The ring was examined by other specialists and historians in Switzerland, Germany and the United States. So it seems to be real and actually Bertha’s ring. However: “Over time and based on the evidence, my opinion on the issue of authenticity has come and gone,” Wilson wrote when asked by Keystone-SDA.
Together with his cousin Allison Röntgen Stabile, he searched for written evidence that recounted the origins and transmission of the ring in the family. In March 2019, Wilson traveled from the US via Düsseldorf to Switzerland to analyze the genetic traces of the ring engraving in the DNA laboratory of the Institute of Forensic Medicine at the University of Zurich. But after a nap on the train, the ring that was in Wilson’s backpack disappeared. The neurologist immediately reported the robbery to the police. But the unique family heirloom has not appeared to this day.
So the search for clues came to an abrupt end. “It’s a shame,” said Cordula Haas, a Zurich forensic specialist. Their goal was to extract human cells from the ring etch and obtain mitochondrial genetic material from them.

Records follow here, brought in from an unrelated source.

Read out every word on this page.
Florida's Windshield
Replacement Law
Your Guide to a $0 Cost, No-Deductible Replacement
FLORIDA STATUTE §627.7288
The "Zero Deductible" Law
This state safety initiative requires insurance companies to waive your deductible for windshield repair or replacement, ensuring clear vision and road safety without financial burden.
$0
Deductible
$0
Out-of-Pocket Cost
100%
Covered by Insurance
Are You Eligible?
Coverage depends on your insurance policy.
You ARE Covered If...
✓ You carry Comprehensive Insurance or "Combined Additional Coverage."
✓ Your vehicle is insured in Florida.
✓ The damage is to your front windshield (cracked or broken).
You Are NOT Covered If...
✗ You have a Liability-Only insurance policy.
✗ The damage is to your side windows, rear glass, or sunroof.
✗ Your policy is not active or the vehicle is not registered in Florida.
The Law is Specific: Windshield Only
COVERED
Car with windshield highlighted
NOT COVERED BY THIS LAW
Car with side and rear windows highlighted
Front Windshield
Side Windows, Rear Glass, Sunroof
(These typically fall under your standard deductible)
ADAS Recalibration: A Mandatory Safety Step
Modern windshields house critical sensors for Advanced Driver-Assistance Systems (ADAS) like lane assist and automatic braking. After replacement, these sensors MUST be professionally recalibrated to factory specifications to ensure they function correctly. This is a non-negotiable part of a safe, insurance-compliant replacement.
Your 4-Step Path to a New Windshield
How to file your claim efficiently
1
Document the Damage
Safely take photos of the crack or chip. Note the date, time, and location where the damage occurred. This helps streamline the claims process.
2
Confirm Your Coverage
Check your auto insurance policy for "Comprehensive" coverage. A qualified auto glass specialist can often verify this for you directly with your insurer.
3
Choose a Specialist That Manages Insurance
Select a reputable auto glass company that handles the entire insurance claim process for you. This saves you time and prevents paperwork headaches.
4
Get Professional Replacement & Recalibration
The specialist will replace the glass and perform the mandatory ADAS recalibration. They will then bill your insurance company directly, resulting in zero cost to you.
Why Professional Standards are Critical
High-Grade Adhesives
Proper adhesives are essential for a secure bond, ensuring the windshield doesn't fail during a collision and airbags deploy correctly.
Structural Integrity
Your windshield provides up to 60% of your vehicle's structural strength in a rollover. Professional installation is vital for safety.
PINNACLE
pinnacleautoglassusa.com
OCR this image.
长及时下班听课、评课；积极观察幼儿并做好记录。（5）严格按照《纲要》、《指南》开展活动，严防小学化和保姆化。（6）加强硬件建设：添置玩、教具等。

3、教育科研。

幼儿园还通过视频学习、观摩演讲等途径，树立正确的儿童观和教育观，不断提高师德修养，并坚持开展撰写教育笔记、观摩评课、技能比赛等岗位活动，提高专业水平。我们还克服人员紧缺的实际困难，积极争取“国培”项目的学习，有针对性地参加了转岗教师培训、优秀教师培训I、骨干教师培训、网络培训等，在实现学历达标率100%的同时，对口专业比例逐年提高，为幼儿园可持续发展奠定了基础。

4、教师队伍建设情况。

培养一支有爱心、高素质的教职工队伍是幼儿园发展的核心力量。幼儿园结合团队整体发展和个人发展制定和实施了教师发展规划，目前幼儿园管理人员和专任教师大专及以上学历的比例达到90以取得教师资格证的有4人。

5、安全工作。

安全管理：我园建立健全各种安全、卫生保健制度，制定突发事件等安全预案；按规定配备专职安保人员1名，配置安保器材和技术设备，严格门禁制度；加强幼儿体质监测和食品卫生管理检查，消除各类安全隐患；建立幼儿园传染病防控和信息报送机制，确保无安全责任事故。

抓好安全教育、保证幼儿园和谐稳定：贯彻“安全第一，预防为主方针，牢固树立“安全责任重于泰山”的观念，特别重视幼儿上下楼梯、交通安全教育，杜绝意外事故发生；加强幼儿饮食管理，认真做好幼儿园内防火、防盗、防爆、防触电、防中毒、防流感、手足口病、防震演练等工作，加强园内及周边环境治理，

Unlike the DNA of chromosomes, this DNA is not passed from both parents, but only from the mother to her child.
“Since Anna Bertha Röntgen used the famous X-ray imaging ring for many years, we could have found her genetic material in it,” Haas said. According to tradition, the ring was given to Anna Bertha by the family of Wilhelm Conrad Röntgen. Therefore, the mitochondrial DNA of Anna Bertha could have easily been distinguished from the earlier and later owners.
But this is a long way off for the moment. The thief left only the plastic bag that the ring had been in in Wilson’s backpack. You could check for traces of the author on this bag. But according to coroner Haas, that is the province of the German police.
However, she and the Röntgen family hope that the ring will reappear and not melt. Because then it would definitely be too late to get her secret from the supposedly famous ring.
But despite all the anger: Thanks to the ring, Wilson said he had the most fascinating journey of his life – he met places and people that would have otherwise remained hidden. “If I lived long enough, this would be my next book,” Wilson said.